Le but de Joel Bishop à 8:40 en deuxième période a marqué le début de l'effondrement du Drakkar, qui a été écrasé 8-1 par les Mooseheads, mercredi.

Une raclée place le Drakkar au bord du gouffre

BAIE-COMEAU — Une deuxième période catastrophique et une troisième à l’avenant ont été fatales au Drakkar, qui a subi une raclée de 8-1 devant Halifax, mercredi au Centre Henry-Leonard. Les Mooseheads mènent cette série huitième de finale par trois victoires contre une. Baie-Comeau devra donc éviter l’élimination à partir de vendredi.

Le Drakkar est apparu moins incisif et, surtout, moins discipliné que la veille. Les bévues ont aussi été plus coûteuses face à une offensive capable de faire mal si on lui en laisse l’occasion un peu trop souvent. Solide la veille, Francis Leclerc a quitté la rencontre après 40 minutes, ayant cédé cinq fois sur 24 lancers. Son successeur Justin Blanchette a plié à trois reprises sur 16 tirs.
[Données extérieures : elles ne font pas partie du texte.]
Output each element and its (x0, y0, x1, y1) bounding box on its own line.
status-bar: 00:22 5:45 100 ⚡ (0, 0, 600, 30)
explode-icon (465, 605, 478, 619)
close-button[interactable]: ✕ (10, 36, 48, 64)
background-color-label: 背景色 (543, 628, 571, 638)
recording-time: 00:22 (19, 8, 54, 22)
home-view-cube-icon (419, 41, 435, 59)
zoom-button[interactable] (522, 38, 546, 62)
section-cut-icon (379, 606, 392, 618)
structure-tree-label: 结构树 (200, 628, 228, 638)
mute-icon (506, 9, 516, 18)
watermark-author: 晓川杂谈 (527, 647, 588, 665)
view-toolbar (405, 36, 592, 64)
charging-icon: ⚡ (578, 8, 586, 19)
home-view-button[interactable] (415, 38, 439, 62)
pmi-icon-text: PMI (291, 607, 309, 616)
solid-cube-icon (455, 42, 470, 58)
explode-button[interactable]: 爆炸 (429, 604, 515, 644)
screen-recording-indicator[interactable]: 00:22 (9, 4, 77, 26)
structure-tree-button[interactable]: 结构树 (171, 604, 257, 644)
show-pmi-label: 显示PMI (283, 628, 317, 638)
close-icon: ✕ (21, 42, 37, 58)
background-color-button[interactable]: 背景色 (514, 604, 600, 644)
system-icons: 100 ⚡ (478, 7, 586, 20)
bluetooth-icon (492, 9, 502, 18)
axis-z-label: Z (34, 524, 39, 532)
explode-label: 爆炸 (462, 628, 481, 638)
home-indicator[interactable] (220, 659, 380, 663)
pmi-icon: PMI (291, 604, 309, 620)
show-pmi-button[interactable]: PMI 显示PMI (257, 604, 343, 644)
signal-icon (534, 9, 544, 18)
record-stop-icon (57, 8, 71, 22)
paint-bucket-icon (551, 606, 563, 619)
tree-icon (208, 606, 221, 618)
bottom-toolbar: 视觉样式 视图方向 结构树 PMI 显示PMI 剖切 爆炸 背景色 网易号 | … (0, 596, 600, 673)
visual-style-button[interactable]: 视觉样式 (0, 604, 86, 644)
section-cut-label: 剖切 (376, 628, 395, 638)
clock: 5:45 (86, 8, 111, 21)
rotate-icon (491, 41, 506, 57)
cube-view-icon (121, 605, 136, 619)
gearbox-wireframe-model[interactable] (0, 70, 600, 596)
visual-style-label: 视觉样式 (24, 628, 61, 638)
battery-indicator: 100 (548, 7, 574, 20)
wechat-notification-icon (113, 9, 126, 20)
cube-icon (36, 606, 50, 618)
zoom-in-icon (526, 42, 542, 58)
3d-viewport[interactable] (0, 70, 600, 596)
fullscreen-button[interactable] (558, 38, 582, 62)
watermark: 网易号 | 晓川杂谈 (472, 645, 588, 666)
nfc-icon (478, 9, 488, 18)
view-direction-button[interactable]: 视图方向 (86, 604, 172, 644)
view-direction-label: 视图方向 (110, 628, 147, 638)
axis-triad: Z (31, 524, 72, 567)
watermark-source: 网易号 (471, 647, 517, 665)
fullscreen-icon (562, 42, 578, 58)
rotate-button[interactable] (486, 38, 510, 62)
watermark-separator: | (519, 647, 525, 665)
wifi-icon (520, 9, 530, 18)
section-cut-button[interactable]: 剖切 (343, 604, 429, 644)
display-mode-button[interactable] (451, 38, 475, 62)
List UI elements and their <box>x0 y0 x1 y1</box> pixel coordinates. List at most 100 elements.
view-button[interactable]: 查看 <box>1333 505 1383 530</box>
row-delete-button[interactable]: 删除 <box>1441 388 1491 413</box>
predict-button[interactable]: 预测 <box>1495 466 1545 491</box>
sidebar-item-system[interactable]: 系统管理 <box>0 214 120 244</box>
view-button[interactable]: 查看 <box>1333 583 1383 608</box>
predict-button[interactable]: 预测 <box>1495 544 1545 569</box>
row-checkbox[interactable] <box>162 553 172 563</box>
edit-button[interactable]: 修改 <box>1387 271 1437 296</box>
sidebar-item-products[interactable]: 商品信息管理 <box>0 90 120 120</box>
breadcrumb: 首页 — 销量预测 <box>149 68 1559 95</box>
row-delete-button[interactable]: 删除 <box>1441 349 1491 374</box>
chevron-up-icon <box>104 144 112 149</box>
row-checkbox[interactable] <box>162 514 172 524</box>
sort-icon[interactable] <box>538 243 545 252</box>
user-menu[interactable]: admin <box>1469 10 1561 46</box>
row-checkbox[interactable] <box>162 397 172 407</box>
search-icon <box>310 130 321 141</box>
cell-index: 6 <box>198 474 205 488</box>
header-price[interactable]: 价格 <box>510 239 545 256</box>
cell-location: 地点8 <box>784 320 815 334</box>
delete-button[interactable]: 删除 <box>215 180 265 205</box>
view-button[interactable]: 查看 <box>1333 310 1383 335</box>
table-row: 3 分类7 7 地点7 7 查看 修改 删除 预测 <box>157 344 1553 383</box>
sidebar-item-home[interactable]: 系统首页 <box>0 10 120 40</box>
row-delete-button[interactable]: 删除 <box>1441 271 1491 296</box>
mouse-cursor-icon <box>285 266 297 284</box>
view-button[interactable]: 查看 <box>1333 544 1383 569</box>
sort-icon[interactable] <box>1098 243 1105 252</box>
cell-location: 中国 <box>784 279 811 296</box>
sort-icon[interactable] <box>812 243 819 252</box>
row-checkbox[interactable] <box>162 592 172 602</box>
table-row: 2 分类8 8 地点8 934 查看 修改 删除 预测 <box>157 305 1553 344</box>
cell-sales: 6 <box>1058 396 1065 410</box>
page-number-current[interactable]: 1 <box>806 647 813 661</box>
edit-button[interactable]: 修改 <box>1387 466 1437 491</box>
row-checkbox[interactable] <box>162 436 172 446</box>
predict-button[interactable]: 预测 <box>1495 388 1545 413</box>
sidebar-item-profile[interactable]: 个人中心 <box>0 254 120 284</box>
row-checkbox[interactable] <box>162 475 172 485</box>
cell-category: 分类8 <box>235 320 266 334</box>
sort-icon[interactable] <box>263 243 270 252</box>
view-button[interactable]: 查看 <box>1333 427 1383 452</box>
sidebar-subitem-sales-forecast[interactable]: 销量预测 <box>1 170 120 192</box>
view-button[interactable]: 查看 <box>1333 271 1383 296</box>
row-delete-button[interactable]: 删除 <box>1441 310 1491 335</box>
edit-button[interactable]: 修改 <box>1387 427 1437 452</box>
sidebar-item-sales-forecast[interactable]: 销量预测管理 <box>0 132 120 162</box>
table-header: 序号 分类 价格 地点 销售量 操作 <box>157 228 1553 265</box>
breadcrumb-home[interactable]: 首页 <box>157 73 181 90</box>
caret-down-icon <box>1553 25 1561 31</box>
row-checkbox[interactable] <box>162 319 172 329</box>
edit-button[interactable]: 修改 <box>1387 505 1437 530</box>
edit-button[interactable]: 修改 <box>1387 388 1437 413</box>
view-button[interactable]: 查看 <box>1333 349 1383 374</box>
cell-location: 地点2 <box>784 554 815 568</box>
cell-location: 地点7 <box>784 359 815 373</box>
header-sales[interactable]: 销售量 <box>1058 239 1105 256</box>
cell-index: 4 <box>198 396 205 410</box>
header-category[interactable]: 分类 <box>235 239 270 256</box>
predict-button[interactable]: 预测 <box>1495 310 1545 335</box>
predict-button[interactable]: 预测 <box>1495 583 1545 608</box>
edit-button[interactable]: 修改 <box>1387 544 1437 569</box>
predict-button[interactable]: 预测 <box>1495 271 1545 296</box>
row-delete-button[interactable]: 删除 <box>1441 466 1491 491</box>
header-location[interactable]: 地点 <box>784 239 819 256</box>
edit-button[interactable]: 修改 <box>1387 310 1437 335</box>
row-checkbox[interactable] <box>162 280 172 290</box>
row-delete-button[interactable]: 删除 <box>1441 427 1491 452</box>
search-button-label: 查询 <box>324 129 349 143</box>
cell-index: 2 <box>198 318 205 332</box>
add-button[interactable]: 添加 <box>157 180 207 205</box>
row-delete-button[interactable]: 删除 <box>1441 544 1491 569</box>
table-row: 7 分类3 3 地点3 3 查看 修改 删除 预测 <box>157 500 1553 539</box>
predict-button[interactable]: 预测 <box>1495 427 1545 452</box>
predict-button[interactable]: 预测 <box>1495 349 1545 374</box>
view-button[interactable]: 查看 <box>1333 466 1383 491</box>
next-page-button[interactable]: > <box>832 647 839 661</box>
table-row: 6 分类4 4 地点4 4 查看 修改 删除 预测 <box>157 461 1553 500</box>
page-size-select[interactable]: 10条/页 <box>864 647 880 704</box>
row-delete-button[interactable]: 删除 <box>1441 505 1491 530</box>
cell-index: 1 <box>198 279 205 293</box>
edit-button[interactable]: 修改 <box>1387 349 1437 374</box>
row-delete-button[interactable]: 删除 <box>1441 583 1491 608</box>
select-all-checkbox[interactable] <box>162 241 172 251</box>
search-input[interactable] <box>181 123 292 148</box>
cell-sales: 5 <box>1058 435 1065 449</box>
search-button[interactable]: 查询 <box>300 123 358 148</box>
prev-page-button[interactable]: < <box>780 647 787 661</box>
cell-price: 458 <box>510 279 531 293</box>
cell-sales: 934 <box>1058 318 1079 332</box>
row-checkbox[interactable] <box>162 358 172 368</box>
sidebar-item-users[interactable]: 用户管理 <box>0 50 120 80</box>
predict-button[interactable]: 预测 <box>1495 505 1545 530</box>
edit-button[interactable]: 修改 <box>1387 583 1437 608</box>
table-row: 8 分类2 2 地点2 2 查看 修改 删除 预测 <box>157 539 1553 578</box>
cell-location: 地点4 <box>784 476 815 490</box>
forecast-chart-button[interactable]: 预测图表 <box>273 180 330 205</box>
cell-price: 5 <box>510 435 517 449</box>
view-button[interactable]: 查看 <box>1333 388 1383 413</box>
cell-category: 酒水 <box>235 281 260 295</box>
«En séries, que tu perdes 2-1 ou 8-1, t’as perdu le match. Il faut tourner la page et se concentrer sur le prochain», a philosophé le piloteMartin Bernard, qui ne sentait pas le même niveau d’énergie chez les siens. «On était plus lents dans notre exécution, on a perdu plus de batailles le long des rampes, mais on a été plus physiques qu’eux [15 mises en échec contre 4].»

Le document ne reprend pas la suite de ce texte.